For its part, Big Switch, which makes networking software for open bare-metal systems, announced that the OCP has accepted the vendor's Open Network Linux (ONL) as its reference network operating system (NOS). ONL currently supports 12 disparate open switch hardware platforms and basic Layer 3 routing. It's the Linux distribution that runs underneath Big Switch's commercial Switch Light OS.

"Watching partners and competitors alike come together for common benefit around Open Network Linux is an amazing example of the power of open source," Big Switch CTO Rob Sherwood said in a statement. "ONL is an important step forward for the community to accelerate bare-metal adoption and drive cost savings for open hardware."
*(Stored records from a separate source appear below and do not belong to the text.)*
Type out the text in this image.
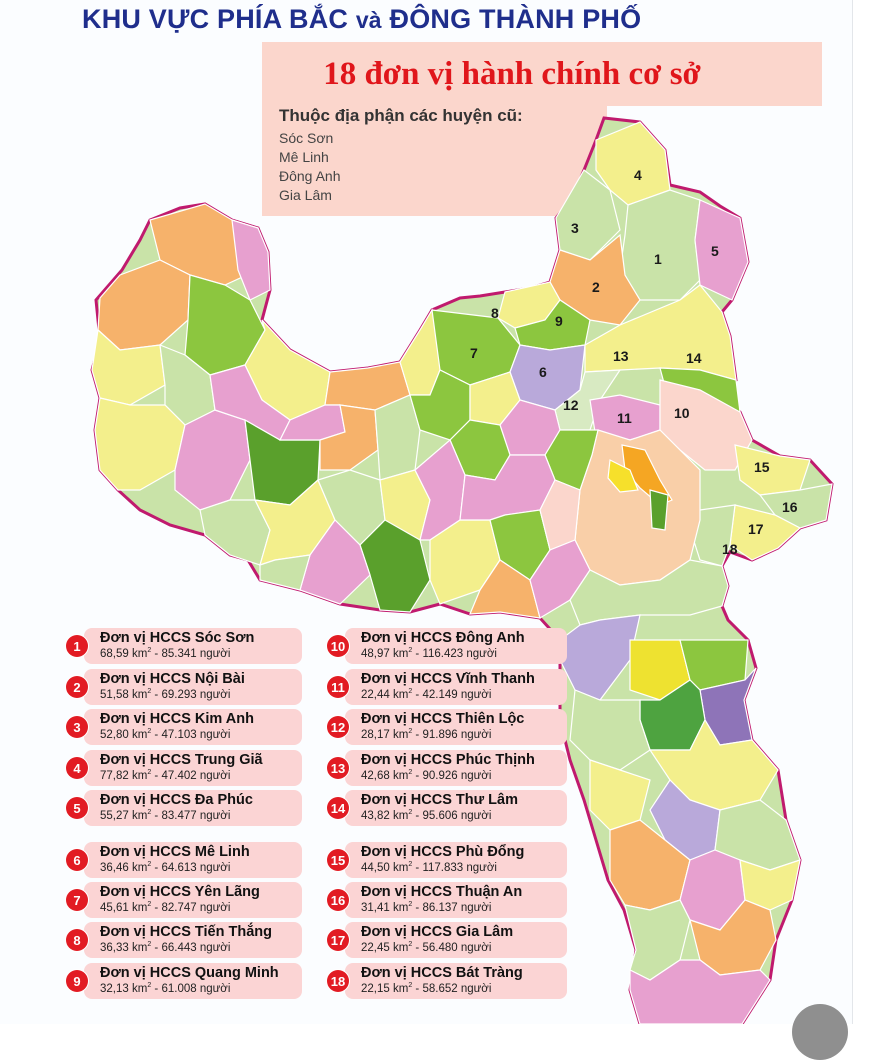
KHU VỰC PHÍA BẮC và ĐÔNG THÀNH PHỐ
18 đơn vị hành chính cơ sở
Thuộc địa phận các huyện cũ:
Sóc Sơn
Mê Linh
Đông Anh
Gia Lâm
1
2
3
4
5
6
7
8	9
10
11
12
13	14
15
16
17
18
1	Đơn vị HCCS Sóc Sơn
68,59 $km^2 - 85.341$ người
2	Đơn vị HCCS Nội Bài
51,58 $km^2 - 69.293$ người
3	Đơn vị HCCS Kim Anh
52,80 $km^2 - 47.103$ người
4	Đơn vị HCCS Trung Giã
77,82 $km^2 - 47.402$ người
5	Đơn vị HCCS Đa Phúc
55,27 $km^2 - 83.477$ người
6	Đơn vị HCCS Mê Linh
36,46 $km^2 - 64.613$ người
7	Đơn vị HCCS Yên Lãng
45,61 $km^2 - 82.747$ người
8	Đơn vị HCCS Tiến Thắng
36,33 $km^2 - 66.443$ người
9	Đơn vị HCCS Quang Minh
32,13 $km^2 - 61.008$ người
10 Đơn vị HCCS Đông Anh
48,97 $km^2 - 116.423$ người
11 Đơn vị HCCS Vĩnh Thanh
22,44 $km^2 - 42.149$ người
12 Đơn vị HCCS Thiên Lộc
28,17 $km^2 - 91.896$ người
13 Đơn vị HCCS Phúc Thịnh
42,68 $km^2 - 90.926$ người
14 Đơn vị HCCS Thư Lâm
43,82 $km^2 - 95.606$ người
15 Đơn vị HCCS Phù Đổng
44,50 $km^2 - 117.833$ người
16 Đơn vị HCCS Thuận An
31,41 $km^2 - 86.137$ người
17 Đơn vị HCCS Gia Lâm
22,45 $km^2 - 56.480$ người
18 Đơn vị HCCS Bát Tràng
22,15 $km^2 - 58.652$ người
In addition, Cumulus, which makes the Cumulus Linux OS for open networking, announced that its Advanced Configuration and Power Interface (ACPI) for OS integration with servers, laptops and desktop PCs, can now support network OS integration with bare-metal switches. With the expansion to the spec—called ACPI Platform Description—enables hardware makers to more quickly integrated network operating systems.

"Great networking no longer requires a vendor-locked stack," Reza Malekzadeh, vice president of business for Cumulus, said in a statement. "With APD for bare metal switches, networking is catching up with the server business. Now it's all about cloud economics, speed of service delivery and a robust solutions ecosystem."